COMMENTARY | Everyone is expecting the 2012 election between President Barack Obama and the former governor of Massachusetts, Mitt Romney, to be a narrowly decided race. Although Obama may run up substantive margins in the popular vote due to his popularity in the large, liberal-leaning states such as New York and California, the Electoral College math and the race to 270 is likely to be more closely contested. The latest polling data from Real Clear Politics’ average of eight election polls has President Barack Obama slightly ahead Mitt Romney 46.6 to 44.8 percent (+1.8). However, Obama is leading in an Associated Press Poll/GfK poll and a Reueter/Ipsos poll by 8 percentage points and 7 percentage points, respectively.
The polling data is much more revealing when one looks at the key battleground states in the 2012 race. Because of President Obama’s 50-state strategy from 2008, the Democratic Party has a number of routes to 270. Of the major battleground states in the 2012 race (North Carolina, Virginia, Colorado, Iowa, Florida, Pennsylvania, Ohio, Arizona, and Indiana), President Barack Obama won eight out of nine of them back in 2008. President Obama need not win each of these battleground states in 2012 to win the general election in November. In fact, the President Obama only needs to win two of what I would refer to as the the “big three” states. Such states include Ohio, Pennsylvania, and Florida.
Ohio: In 2008, President Obama won Ohio with 51.5 percent of the popular vote to John McCain’s 46.9 percent. The latest average of five polls has Obama beating Romney in Ohio, 47 to 42.4. A Fox News poll has Obama ahead of Romney in the state of Ohio by a margin of 6 points, 45 to 39.
Pennsylvania: In 2008, Obama won the state of Pennsylvania by an even larger margin. In fact, he won with 54.48 percent of the popular vote. The latest polling has Obama winning in each of the five polls, and by an average of 7 points, 46 to 39.
Florida: In 2008, the Florida race was really close, but Obama was able to secure the victory in the state. Latest polling average has Obama winning by only half a percentage point in the state. So if Romney has a chance at winning any of the “big three” states, it is going to be in Florida.

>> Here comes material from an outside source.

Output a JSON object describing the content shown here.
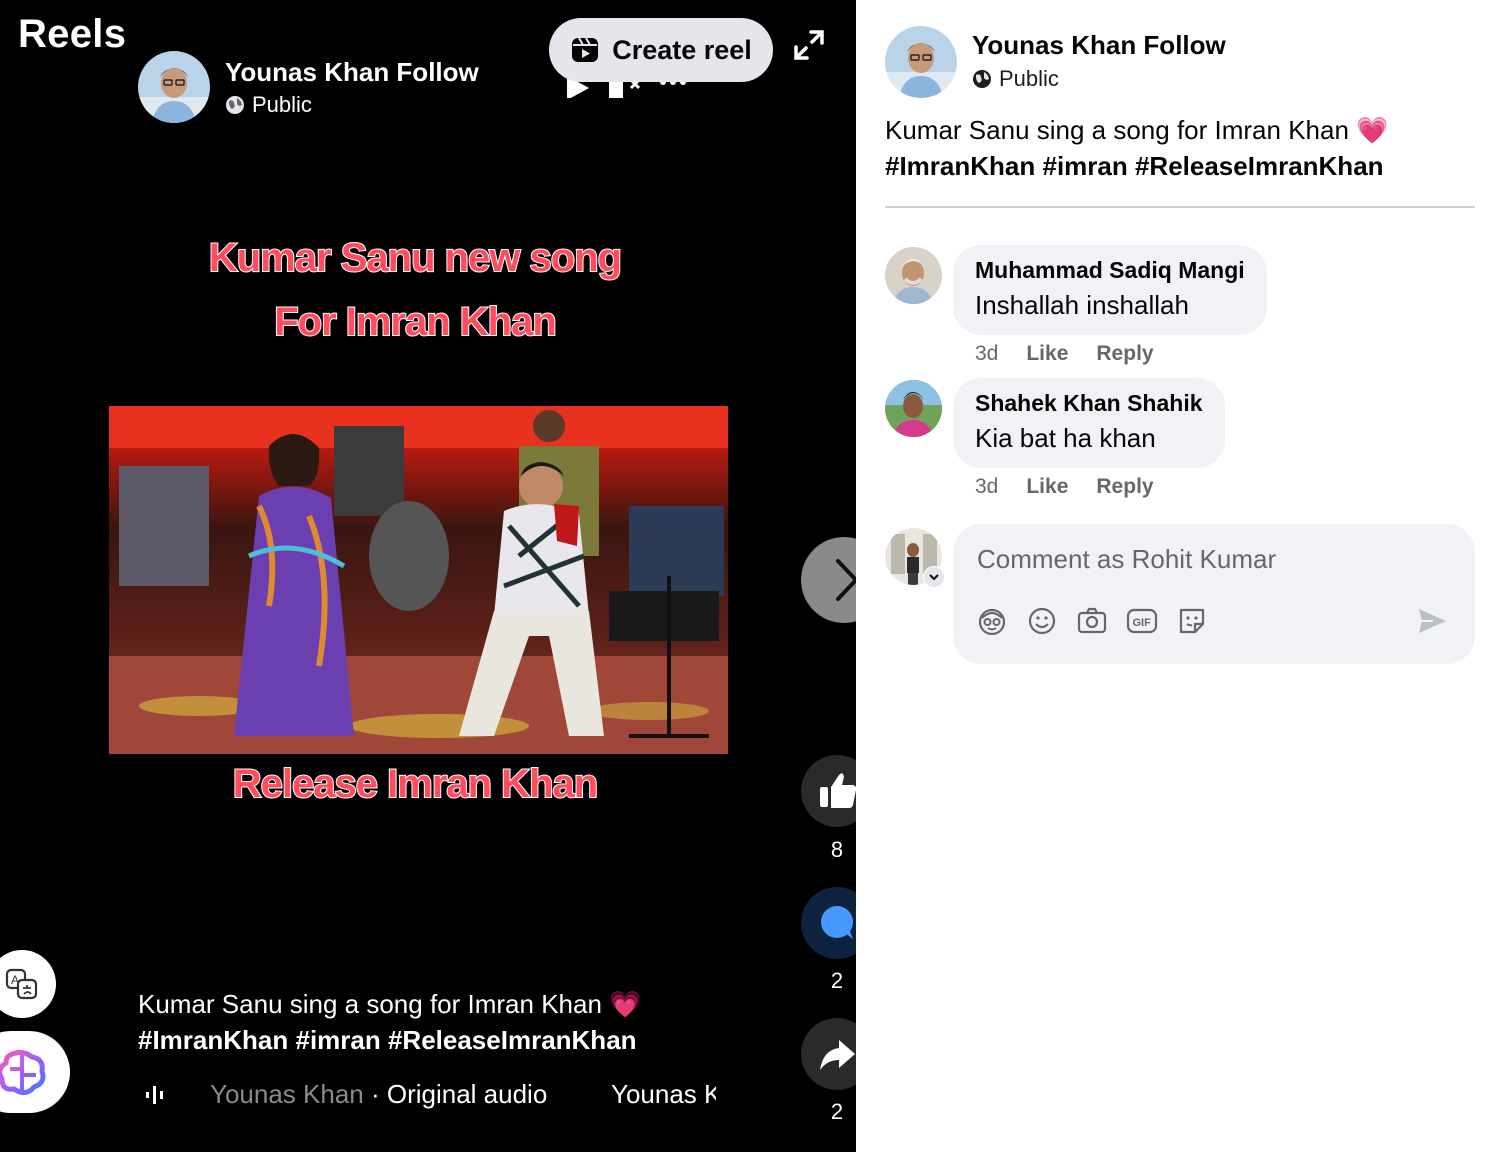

Obama appears to have an electoral advantage at the moment, however, the election is almost six months away and anything can happen before then. The economy is improving, but it is doing so at a much slower pace than most American voters would like. Thus, if Romney is able to acquire the support of voters who are weary about the current economic predicament of the nation, he may be able to take Florida and viably compete in Ohio and/or Pennsylvania. However, if President Obama’s campaign is able to help voters make the crucial connection between Romney’s economic proposals, and the economic policies that were implemented during the Bush Administration, he may be able to win re-election based on voters’ unwillingness to return to Bush-era economic policies.
The 2012 election is going to be very close. One of the great things about this year’s election is that voters are choosing between candidates with fundamentally distinct visions for the country. When Obama and Romney step on stage in October and engage in substantive policy discourse and dialogue, millions of Americans will be watching. The three debates in October are going to highlight the policy contrasts between the two candidates, and this may have a meaningful influence on those voters who are still undecided in the fall. The current polls suggest that Obama has an advantage going into summer campaigning, but as I have said before, anything could happen between now and November that may radically shift the electoral landscape.